In light of these facts it is necessary to ask how we may best reestablish the condition upon which a system of free enterprise depends—the conditions that must be met if we are to have an expanding rather than a contracting economy. Just as our representative form of government depends on a system of checks and balances to maintain political freedom, so it depends upon the conditions of free enterprise and competition to maintain opportunity, to raise the standard of living of our citizens, and to provide an expanding economic life for the nation. In effect, this means that industrialists and businessmen generally have not only an economic stake but a social duty to refrain from monopolistic practices, and to adhere to the principles of a free market.
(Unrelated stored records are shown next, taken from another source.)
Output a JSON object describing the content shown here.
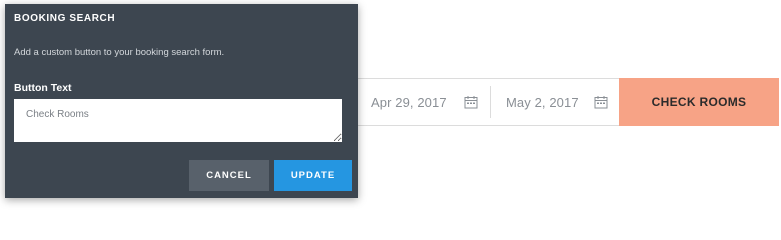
{
  "panel": {
    "title": "BOOKING SEARCH",
    "description": "Add a custom button to your booking search form.",
    "field_label": "Button Text",
    "field_value": "Check Rooms",
    "cancel_label": "CANCEL",
    "update_label": "UPDATE",
    "background_color": "#3d4650",
    "update_color": "#2596e1",
    "cancel_color": "#58616b"
  },
  "search_form": {
    "checkin_date": "Apr 29, 2017",
    "checkout_date": "May 2, 2017",
    "date_icon": "calendar-icon",
    "button_label": "CHECK ROOMS",
    "button_color": "#f7a386"
  }
}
We are now engaged in an immense drama of invention and discovery—a second industrial revolution which in time will affect every economic activity of mankind. Those who really believe in free enterprise are convinced that to meet the test of change most effectively industry must be competitive. It must display a venturesome spirit in promoting peacetime economic activity and in translating the gifts of science into new types of production, new goods and services, and new occupations. It is at this point that the threat of monopoly is most potent. How can independent inventors and businessmen create new enterprise if it is in the power of cartels or combines to deny access to large areas of technology? How can new firms enter a market if it is in the jurisdiction of a monopoly group to stifle competition? As long as monopoly is able illegally to rule over entire industries, new ideas, new investment and new products cannot enter the market. Our economy can be neither free nor expanding if cartels are able to fence in the vast new frontier of science.
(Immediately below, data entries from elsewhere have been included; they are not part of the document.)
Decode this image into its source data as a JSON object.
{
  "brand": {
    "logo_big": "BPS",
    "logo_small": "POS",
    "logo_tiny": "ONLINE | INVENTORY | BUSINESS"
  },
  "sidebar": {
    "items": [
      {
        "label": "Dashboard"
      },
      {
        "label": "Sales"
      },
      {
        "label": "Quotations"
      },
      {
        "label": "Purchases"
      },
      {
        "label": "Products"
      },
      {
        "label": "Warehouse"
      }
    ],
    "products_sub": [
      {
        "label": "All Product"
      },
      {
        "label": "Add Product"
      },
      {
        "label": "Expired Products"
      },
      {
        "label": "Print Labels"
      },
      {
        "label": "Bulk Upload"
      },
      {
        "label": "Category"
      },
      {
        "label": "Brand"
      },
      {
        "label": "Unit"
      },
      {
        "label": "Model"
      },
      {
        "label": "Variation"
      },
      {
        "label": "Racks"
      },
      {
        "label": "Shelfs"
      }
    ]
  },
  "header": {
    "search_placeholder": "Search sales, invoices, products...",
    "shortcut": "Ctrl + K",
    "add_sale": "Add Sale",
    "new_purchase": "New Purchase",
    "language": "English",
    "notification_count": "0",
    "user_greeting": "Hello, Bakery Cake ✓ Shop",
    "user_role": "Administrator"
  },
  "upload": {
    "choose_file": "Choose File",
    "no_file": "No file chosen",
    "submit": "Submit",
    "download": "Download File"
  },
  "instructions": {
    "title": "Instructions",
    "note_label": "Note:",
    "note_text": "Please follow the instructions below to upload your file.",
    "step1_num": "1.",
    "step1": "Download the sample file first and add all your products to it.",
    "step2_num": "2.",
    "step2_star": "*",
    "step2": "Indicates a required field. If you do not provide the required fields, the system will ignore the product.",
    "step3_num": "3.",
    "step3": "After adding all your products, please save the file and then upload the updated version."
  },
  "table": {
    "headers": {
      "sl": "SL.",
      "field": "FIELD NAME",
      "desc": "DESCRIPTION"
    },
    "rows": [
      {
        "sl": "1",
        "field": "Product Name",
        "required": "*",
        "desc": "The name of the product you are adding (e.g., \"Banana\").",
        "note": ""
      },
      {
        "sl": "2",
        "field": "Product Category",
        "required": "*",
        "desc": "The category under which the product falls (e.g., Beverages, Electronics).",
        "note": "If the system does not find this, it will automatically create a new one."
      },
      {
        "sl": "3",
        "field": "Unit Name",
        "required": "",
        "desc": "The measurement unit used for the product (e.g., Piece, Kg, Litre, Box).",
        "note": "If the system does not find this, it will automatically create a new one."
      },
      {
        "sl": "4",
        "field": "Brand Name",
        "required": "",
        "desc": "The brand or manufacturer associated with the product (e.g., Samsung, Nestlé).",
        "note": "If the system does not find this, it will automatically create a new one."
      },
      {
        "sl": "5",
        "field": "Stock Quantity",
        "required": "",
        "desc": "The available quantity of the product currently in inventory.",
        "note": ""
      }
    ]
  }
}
It is characteristic of Americans always to feel that the future beckons. They recognize that the future may hold risks and that new economic problems will demand new answers, but they are ready to apply their wits and strenuous labors to finding the answers if always they can breathe the air of freedom. The way of Monopoly, however, leads backward. It is not the way of democracy.
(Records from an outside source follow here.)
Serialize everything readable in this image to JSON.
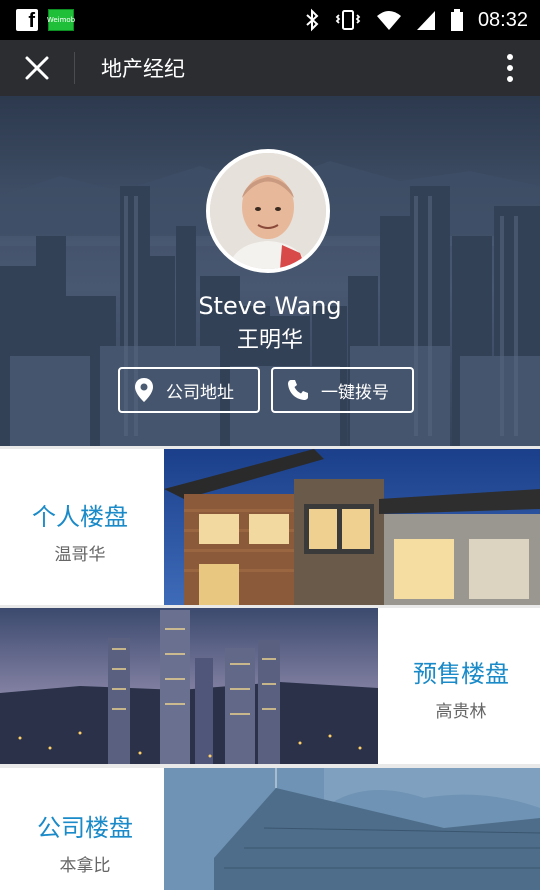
{
  "status_bar": {
    "fb_icon": "facebook-icon",
    "app_icon_label": "Weimob",
    "time": "08:32"
  },
  "app_bar": {
    "title": "地产经纪"
  },
  "agent": {
    "name_en": "Steve Wang",
    "name_cn": "王明华",
    "address_label": "公司地址",
    "call_label": "一键拨号"
  },
  "listings": [
    {
      "title": "个人楼盘",
      "subtitle": "温哥华"
    },
    {
      "title": "预售楼盘",
      "subtitle": "高贵林"
    },
    {
      "title": "公司楼盘",
      "subtitle": "本拿比"
    }
  ],
  "colors": {
    "accent": "#1a8ac8",
    "app_bar": "#2b2d31",
    "status_bar": "#000000"
  }
}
— Abridged from the Christian Register, November 1946.
A Note on Unitarian Connections
“Why I Believe in Unitarianism”
by Wendell Berge
Unitarianism offers the opportunity for a positive and buoyant faith in the possibilities of man to create a richer, fuller life for himself and his fellows, for this and succeeding generations. It offers a challenge to assure an immortality here on earth for man and his world. The opportunity is for man, and the challenge is to him. Thus religion for the Unitarian is a dynamic force that elevates life to a place of greater dignity. Because it does not require rejection of any demonstrable acts, and indeed invites inquiry and adventure, the Unitarian way of life prevents inner conflicts between religion and the known facts of life.
It seems to me that the spirit of freedom in which Unitarians approach their religion is needed if religion is to survive as any kind of force in the affairs of men. Given such freedom, the church could perform a vital role in leading men’s thinking to the ways of peace and well-ordered human relationships. Traditional Christianity certainly has failed to provide the moral leadership men need—to which failure the war and the present confusion are tragic witnesses but there may yet be time to save ourselves if we can sweep aside the trappings that have encumbered men’s minds and spirits, and fare boldly the challenge of the present crisis. The advance of Unitarianism offers hope to those who believe in man’s infinite possibilities.
— From the Christian Register, May 1946.